If statism in this country existed to the level that a US President could truly be said to be the executive officer of the country, then Musk would not have been able to accomplish the things he has accomplished without overwhelming levels of government approval, far about and beyond those approvals he has in fact had to get.  Rinse and repeat for all innovations, whether product or business process.

Indeed, given the role of Congress and that of the judiciary, even a President’s job as executive officer of the country is more analogous to a Chief Operating Officer in the private sector than that of a private-sector CEO.

Worthwhile Reading

Cable news…past and future

The Golden Age of Substack.   Basically, a revitalization of long-form blogging.

Earth Day as a formal religious holiday?  (It strikes me that this fits right in with energy secretary Granholm’s call for electrification of all military vehicles by 2030.  This is so disconnected from any military or technical rationale that it can only be religiously motivated)

Absence of maternal warmth in childhood has some serious long-term implications.

The Golden age of Aerospace:

Aerospace is one of the deepest branches of humanity’s technological tree. It is a telling fact that more countries have produced a nuclear bomb than mass-produced a jet engine. Recent history illustrates how hard it is to build these capabilities. 

China is recruiting former air force pilots from the West.  And see this post about Jeffrey Katzenberg (Dreamworks), Joe Biden, and China.  More here.
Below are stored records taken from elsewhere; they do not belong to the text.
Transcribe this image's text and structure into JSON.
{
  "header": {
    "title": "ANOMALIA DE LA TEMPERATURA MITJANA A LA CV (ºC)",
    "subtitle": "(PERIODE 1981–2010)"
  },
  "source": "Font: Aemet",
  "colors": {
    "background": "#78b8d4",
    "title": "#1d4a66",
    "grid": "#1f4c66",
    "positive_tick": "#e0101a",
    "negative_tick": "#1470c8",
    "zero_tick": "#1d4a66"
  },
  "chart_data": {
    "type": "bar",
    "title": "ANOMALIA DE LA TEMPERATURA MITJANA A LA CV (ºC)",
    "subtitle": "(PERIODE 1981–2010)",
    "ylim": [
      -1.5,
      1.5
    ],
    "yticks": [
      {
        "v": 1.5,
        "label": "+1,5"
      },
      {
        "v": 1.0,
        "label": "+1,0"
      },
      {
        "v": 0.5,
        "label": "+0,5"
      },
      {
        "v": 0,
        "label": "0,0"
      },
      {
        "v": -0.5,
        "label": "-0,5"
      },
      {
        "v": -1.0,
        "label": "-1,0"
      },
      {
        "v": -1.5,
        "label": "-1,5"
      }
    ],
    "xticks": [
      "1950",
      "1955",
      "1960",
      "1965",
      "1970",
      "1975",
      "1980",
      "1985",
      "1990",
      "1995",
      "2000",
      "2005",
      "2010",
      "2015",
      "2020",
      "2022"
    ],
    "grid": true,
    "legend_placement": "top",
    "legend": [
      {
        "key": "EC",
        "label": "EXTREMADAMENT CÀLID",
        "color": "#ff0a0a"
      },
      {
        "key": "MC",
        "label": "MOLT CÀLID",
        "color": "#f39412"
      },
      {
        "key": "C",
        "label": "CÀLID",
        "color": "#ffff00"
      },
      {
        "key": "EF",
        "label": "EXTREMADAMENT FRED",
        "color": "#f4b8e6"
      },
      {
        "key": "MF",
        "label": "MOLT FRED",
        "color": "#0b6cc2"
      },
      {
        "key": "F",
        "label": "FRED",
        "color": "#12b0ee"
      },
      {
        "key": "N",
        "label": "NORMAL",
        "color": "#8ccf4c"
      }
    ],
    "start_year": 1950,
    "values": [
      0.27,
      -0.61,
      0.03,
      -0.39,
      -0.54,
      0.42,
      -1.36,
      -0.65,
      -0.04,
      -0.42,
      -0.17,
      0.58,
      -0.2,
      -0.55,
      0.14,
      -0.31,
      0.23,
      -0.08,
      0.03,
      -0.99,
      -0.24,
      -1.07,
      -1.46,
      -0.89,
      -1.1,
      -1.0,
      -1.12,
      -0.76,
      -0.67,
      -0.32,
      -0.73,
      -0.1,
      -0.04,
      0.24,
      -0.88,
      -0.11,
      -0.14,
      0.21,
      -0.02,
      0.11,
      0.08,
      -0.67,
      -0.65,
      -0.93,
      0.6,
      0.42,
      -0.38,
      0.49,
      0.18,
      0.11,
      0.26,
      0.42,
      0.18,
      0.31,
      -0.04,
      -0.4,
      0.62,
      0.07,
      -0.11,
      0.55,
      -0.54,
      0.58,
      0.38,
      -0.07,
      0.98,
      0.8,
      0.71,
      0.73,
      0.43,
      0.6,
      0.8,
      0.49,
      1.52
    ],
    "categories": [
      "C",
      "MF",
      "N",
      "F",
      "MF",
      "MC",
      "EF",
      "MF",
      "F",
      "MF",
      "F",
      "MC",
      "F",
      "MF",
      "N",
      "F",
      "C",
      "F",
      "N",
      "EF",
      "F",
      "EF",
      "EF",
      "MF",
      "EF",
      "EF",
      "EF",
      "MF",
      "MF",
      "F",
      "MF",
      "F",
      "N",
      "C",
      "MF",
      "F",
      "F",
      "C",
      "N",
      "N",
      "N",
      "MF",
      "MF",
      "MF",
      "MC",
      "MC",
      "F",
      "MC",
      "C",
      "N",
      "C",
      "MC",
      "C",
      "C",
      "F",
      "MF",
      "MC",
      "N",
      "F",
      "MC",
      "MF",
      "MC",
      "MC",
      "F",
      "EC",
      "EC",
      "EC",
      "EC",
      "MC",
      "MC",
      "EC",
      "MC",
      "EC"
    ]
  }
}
Black Powder.  Still militarily important, though as an initiator for more-powerful explosives rather than as a primary explosive in its own right.  The US was dependent on one.single.factory to manufacture this substance.  It blew up.

Fiction as simulation:

Much like the way a differential equation can summarize the properties of a pendulum, fictional literature abstracts, summarizes, and compresses complex human relations by selecting only the most relevant elements. This abstracted level of comprehension also enables one to see how these principles apply elsewhere and how they may be generalized…Like mathematics, narrative clarifies understandings of certain generalizable principles that underlie an important aspect of human experience, namely intended human action.

The Electrical Grid and the Gas Network

A recent report from the operators of the PJM Interconnect, the nation’s largest power grid, on the dangers of instability as wind/solar resources are added and plants with predictable/dispatchable output are shut down.  (Since I’m in PJM territory, this got my attention even more than it normally would have.)

Interesting analysis of the peak energy delivery by the US gas pipeline network (coldest days) compared with peak delivery by the electrical system (hottest days)

It strikes me that if the Biden administration…and various states & cities…are successful in reducing home demand for natural gas (initially for gas stoves, then for gas heating), one result will be the fixed costs of the pipelines being amortized over a smaller base of sales, resulting in higher prices–which will flow through into electricity prices and into prices for industrial products whose manufacturing requires gas, including fertilizers.